With Thanksgiving coming up (holy crap, it’s this week, it really snuck up on me!), I thought I’d take a moment to really think about the year and to focus on gratitude. It’s too easy for me to get carried away with the hustle and bustle and stress during the holidays, and I always start off each new year feeling frazzled instead of grateful.
Stacey Andon gave me a beautiful nugget of wisdom the other day. She asked me, “How are your challenges a gift?”
Talk about blowing my mind. It’s so easy to get run down by challenges. They make life hard. They stress me out. I can think of a thousand other negative things to say about challenges, but here is the truth. Without challenges, we wouldn’t grow. We’d be the same self-centered and oblivious people that we were as teenagers. It’s through challenges, walking through the fire, that we are polished into beautiful people. Inside of each wrench thrown in your plans is a life lesson that the universe has guided toward you.
I took a long, honest look back at this past year. At the challenges I’ve faced- the big problems, the inconveniences, the stress, all the negative things that life throws at us all. And I looked at who I am today, in this very moment. The fires I walked through all had a direct impact on me- something good has come out of every single one of them. Maybe I learned something about myself. Maybe I learned something about someone else. I’m more open, more compassionate towards others and toward myself, I’m willing to work in a more focused manner, I’m more involved in the community. All positive things that I would not have experienced had it not been for the negative experiences that pushed me to move out of my comfort zones. I’ve screwed up a lot (I mean, really, who hasn’t?) and every single one of my mistakes was not a failure at ALL because I learned something. I was able to let go and move forward.
I started reading “The Seven Habits of Highly Effective People” and it has a similar theme.
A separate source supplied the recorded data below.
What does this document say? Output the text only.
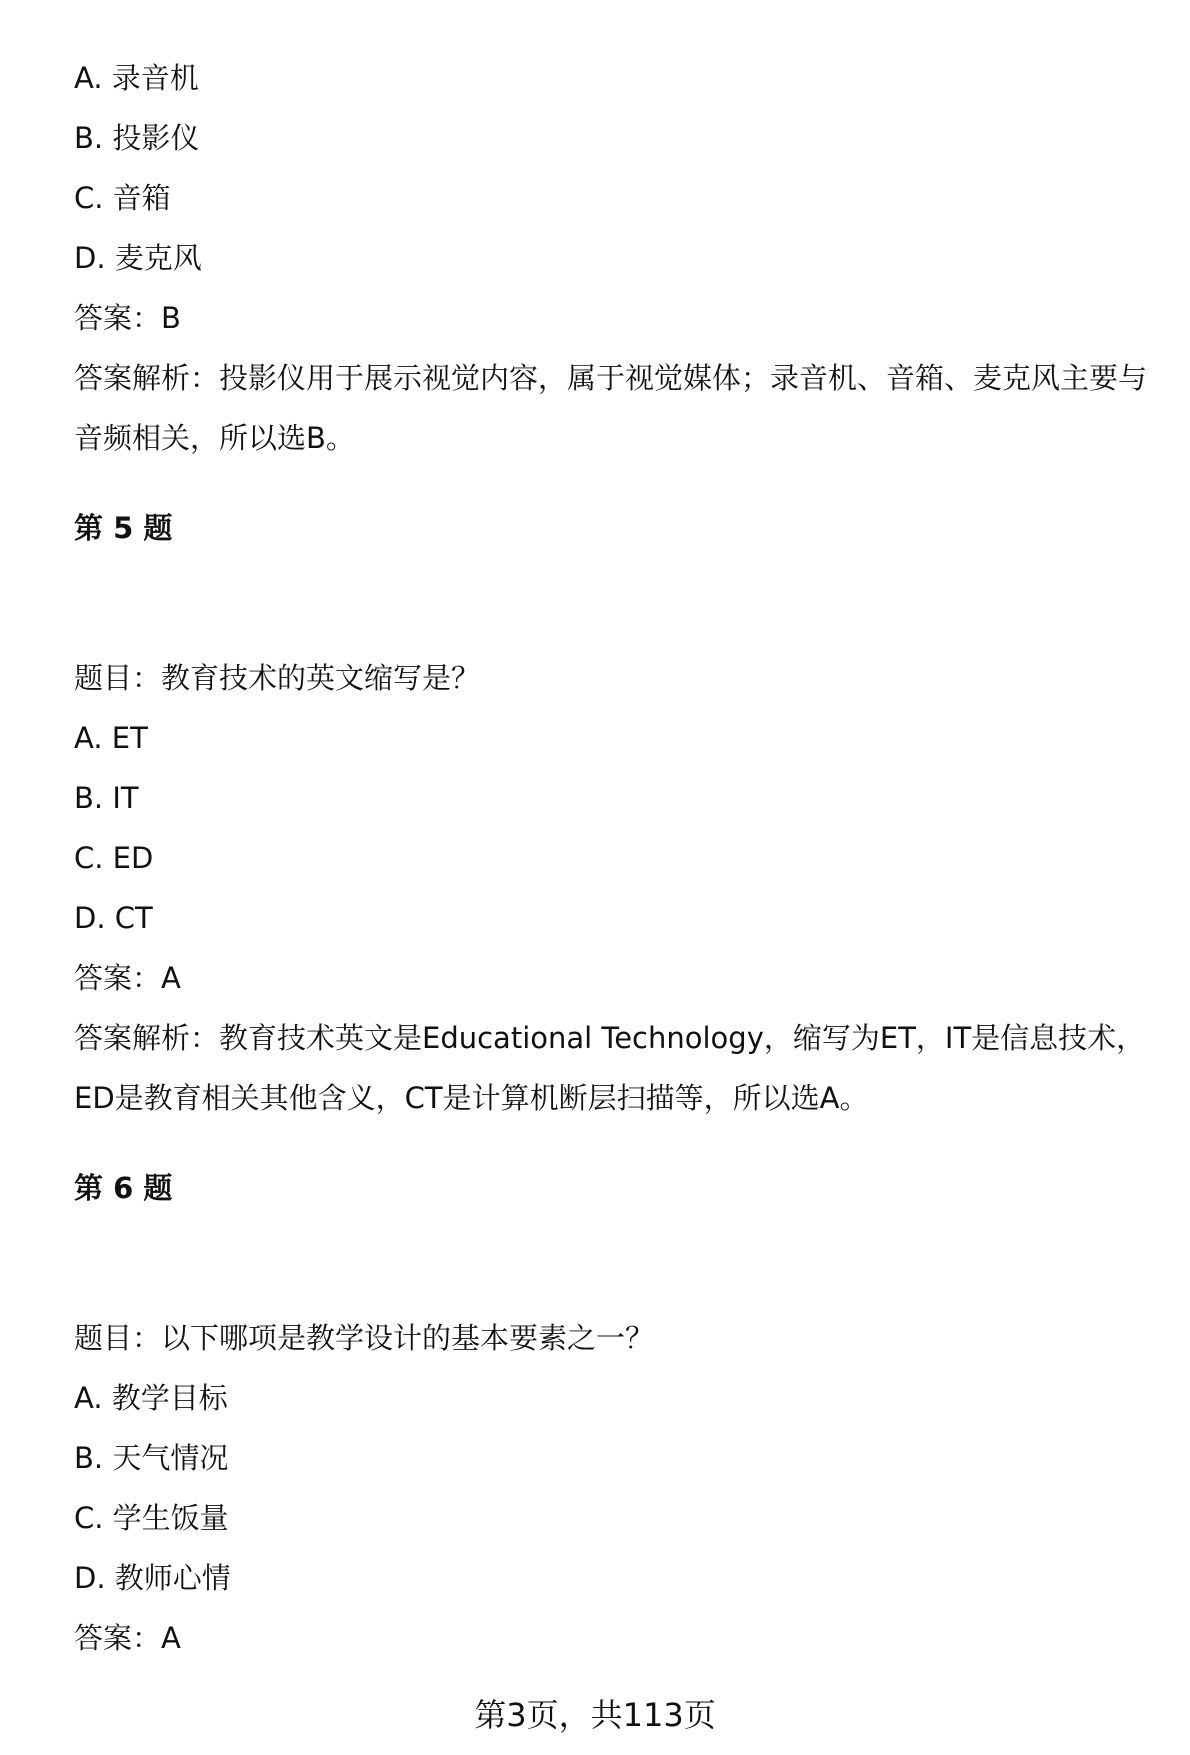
A. 录音机
B. 投影仪
C. 音箱
D. 麦克风
答案：B
答案解析：投影仪用于展示视觉内容，属于视觉媒体；录音机、音箱、麦克风主要与音频相关，所以选B。
第 5 题
题目：教育技术的英文缩写是？
A. ET
B. IT
C. ED
D. CT
答案：A
答案解析：教育技术英文是Educational Technology，缩写为ET，IT是信息技术，ED是教育相关其他含义，CT是计算机断层扫描等，所以选A。
第 6 题
题目：以下哪项是教学设计的基本要素之一？
A. 教学目标
B. 天气情况
C. 学生饭量
D. 教师心情
答案：A
第3页，共113页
The concept of paradigm shifts, of being proactive instead of reactive, the inside-out way of thinking. All of these messages are so similar and have all come down on me within the same month, gently nudging me to open my eyes further to the world around me.
Challenges are a gift. Stress is self-inflicted.
I’m going to say that again, mostly for my benefit. Stress is self-inflicted. Stress is my reaction to things either within my control or not. If it’s not in my control, stress won’t change it. If it’s in my control, I’m better served to do something about it rather than hold stress about it. (Easier said than done, I’m sure, but I feel good about working toward these goals)
This holiday season, I am going to work really hard at choosing a slower, less frenetic mentality. And specifically NOT choosing stress. Choosing to be proactive, and not reactive. This probably means- for me- more planning and scheduling. Planning downtime days, and holding them sacred. Planning specific days for putting up the tree and decorating. Days for working, and days for NOT working. Without a plan and left to my own devices, I let my anxiety rule the roost and the overwhelming feeling of drowning in to-do lists makes me snap. With careful planning, however, I realize that I don’t have to do all the things at once. I only have to do the 5 or so things on my list, knowing the rest is set for a different day.